# For Sale 2001 Jeep Wrangler Yard Truck with Meyer Plow



## theplowmeister (Nov 14, 2006)

2001 Jeep wrangler with Myer plow Mechanically great... Lots of rust.
Hard top 6 cyl 5 speed manual, Blizzak tires. Has evap leak. CV front axles new front driveshaft.


----------



## buttaluv (Dec 8, 2000)

What are you planning to replace it with?


----------



## the Suburbanite (Jan 27, 2018)

buttaluv said:


> What are you planning to replace it with?


I'm going to go out on a limb and say: "money"

GLWS


----------



## theplowmeister (Nov 14, 2006)

the Suburbanite said:


> I'm going to go out on a limb and say: "money"
> 
> GLWS


a newer Jeep Wrangler without so much rust. and a Boss plow.


----------



## buttaluv (Dec 8, 2000)

going to try to stay with a standard tranny? You sold another one of your Jeep’s while back didn’t you? Did you replace it with something?


----------



## theplowmeister (Nov 14, 2006)

buttaluv said:


> going to try to stay with a standard tranny? You sold another one of your Jeep's while back didn't you? Did you replace it with something?

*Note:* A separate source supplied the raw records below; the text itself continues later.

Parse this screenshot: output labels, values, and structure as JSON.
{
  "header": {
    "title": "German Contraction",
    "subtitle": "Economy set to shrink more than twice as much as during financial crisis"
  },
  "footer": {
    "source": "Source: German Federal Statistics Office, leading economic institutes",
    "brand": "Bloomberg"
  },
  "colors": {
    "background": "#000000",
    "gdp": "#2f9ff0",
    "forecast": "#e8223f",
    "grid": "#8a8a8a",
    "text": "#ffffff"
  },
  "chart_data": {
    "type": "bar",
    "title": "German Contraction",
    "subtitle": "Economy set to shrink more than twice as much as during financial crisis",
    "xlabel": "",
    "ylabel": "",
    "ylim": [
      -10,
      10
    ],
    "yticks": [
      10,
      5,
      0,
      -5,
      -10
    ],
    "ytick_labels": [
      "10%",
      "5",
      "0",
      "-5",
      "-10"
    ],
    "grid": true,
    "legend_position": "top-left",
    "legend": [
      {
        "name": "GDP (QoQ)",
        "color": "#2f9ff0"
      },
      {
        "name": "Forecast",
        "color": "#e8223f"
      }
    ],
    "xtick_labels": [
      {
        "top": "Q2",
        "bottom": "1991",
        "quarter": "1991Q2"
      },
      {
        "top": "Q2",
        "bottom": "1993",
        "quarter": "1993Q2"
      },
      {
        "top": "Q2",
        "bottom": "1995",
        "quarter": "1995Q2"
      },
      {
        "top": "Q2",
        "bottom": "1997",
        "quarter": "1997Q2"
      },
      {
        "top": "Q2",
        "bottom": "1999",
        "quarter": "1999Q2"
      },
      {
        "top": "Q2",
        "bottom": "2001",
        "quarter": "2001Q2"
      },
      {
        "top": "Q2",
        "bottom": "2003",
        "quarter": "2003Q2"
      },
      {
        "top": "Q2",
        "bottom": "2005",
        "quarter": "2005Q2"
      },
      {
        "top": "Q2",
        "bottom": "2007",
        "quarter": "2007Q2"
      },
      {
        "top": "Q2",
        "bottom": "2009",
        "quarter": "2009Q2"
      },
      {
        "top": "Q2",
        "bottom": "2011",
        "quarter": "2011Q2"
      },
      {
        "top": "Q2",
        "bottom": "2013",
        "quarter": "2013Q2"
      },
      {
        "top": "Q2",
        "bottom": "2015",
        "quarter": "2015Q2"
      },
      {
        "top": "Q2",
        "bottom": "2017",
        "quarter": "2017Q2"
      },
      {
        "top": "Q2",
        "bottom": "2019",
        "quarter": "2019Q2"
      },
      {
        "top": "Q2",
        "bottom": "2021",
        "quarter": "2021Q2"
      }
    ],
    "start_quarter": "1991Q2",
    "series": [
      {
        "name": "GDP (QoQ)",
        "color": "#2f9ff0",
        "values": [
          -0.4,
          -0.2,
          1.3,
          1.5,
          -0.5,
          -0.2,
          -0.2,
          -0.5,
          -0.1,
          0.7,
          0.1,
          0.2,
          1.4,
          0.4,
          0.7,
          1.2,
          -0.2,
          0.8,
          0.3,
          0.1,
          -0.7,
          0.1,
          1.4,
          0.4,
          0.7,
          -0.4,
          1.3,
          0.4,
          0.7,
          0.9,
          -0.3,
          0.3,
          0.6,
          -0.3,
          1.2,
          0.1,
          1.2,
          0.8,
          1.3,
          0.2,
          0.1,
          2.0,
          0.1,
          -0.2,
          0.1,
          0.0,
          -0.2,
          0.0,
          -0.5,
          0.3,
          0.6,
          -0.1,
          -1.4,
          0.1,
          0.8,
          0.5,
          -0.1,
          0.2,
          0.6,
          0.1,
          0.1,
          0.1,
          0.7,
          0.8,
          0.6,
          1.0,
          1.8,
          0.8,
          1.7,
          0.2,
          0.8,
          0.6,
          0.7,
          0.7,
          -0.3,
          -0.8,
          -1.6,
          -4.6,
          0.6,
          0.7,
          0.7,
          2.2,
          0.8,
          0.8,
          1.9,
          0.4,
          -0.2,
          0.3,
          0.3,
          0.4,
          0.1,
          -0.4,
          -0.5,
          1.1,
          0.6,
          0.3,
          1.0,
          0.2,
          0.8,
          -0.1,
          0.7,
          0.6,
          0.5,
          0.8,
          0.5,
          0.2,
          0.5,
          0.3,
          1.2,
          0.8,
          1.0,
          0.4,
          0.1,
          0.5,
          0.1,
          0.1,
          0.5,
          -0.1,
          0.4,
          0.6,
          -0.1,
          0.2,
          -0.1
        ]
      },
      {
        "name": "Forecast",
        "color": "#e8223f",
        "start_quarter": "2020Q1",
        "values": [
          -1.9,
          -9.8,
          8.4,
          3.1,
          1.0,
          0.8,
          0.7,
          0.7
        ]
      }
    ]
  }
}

Yes last fall I sold my Green 2000 TJ with an auto, replaced it with a 2003 TJ auto.

Yes Im looking to replace the red TJ with another Jeep. Still deciding on TJ or JK. undecided on Auto or manual. my guy that will drive it is on the fence about manual or auto.


----------



## gunsworth (Nov 18, 2003)

theplowmeister said:


> Yes last fall I sold my Green 2000 TJ with an auto, replaced it with a 2003 TJ auto.
> 
> Yes Im looking to replace the red TJ with another Jeep. Still deciding on TJ or JK. undecided on Auto or manual. my guy that will drive it is on the fence about manual or auto.


Any issues with the 4 speed trans? switching to same this year from my 98, little concerned about the trans from what ive read...

you going with a htx v?


----------



## theplowmeister (Nov 14, 2006)

no problems yet with the 4 sp auto


----------